The province will offset any lost revenue to cities -- in Toronto, residential development fees range from $25,470 to $93,978 per unit depending on the size of the home -- using Ontario’s $1.6-billion share of the federal government’s $4-billion “Housing Accelerator Fund.”

Clark said the government also plans to “streamline approvals” by removing barriers to building homes, such as duplication by regional governments.

That means “removing planning approvals for certain upper tier municipalities,” according to the leaked cabinet submission.

Thirty of Ontario’s 444 municipalities are defined as “upper tier,” including the regional governments of Peel, York, Durham, Halton, Waterloo, and Niagara.

Toronto is considered a “single tier” municipality because it is not part of any regional administration, while those that are -- such as Mississauga, Brampton, and Vaughan, among others -- are “lower tier.”

The document says the Tories want “disentanglement of upper tiers from planning decisions” in order to expedite housing construction.

“Remove planning decision making from certain upper-tier municipalities and limit their role to commenting on lower-tier planning decisions,” it continues.

Clark said next week’s legislation complements his September bill that gave “strong-mayor” powers to Toronto and Ottawa, Ontario’s two largest cities.

Under those changes, which will be extended to some other large municipalities next year, the mayors will have sweeping authority over city budgets and the hiring and firing of senior staff.

Only a two-thirds vote of city council can overrule a “strong mayor” on matters deemed a “provincial priority,” such as affordable housing projects, public transit, highways and other infrastructure.

Critics have argued the change undermines the influence of local councillors.

Speaking with reporters Monday in the Ottawa suburb of Kanata, Ford said one of the rationales behind his strong-mayor push was to limit NIMBYism.

“If you have a certain part of council complaining day in and day out -- ‘We need more homes, we need more rentals. Oh, by the way, don’t build in my backyard, build in the guy’s down the street’-- hopefully we’ll move forward,” said Ford, adding other municipalities will get strong mayors in 2023.

“We’re using Ottawa and Toronto as a test area per se, and then we’re going move forward a year after that and give it to other regions, other larger municipalities.
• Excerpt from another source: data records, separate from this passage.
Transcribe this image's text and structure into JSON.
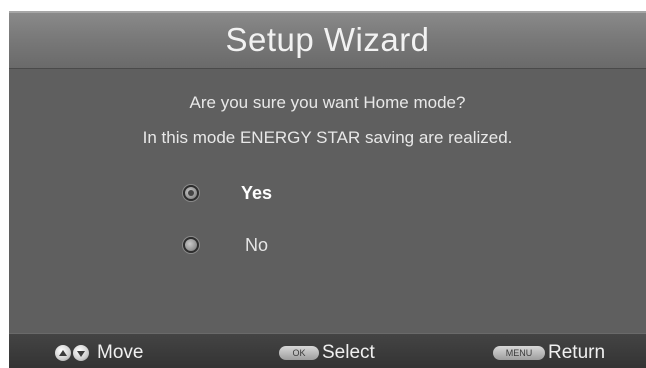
{
  "dialog": {
    "title": "Setup Wizard",
    "message_line1": "Are you sure you want Home mode?",
    "message_line2": "In this mode ENERGY STAR saving are realized.",
    "options": [
      {
        "label": "Yes",
        "selected": true
      },
      {
        "label": "No",
        "selected": false
      }
    ]
  },
  "footer": {
    "move_label": "Move",
    "ok_key": "OK",
    "select_label": "Select",
    "menu_key": "MENU",
    "return_label": "Return"
  }
}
So when you get elected as mayor, it means something.”

Behind the scenes, the Tories are wary external factors, such as rising mortgage interest rates and a sputtering real estate market, could hinder their plans.

There is concern that the sagging pre-construction market and rising labour costs might make it unprofitable for developers to build right now, so some might sit on land and wait for improved economic conditions.

That could then put pressure on the provincial government to build more affordable housing on its own land.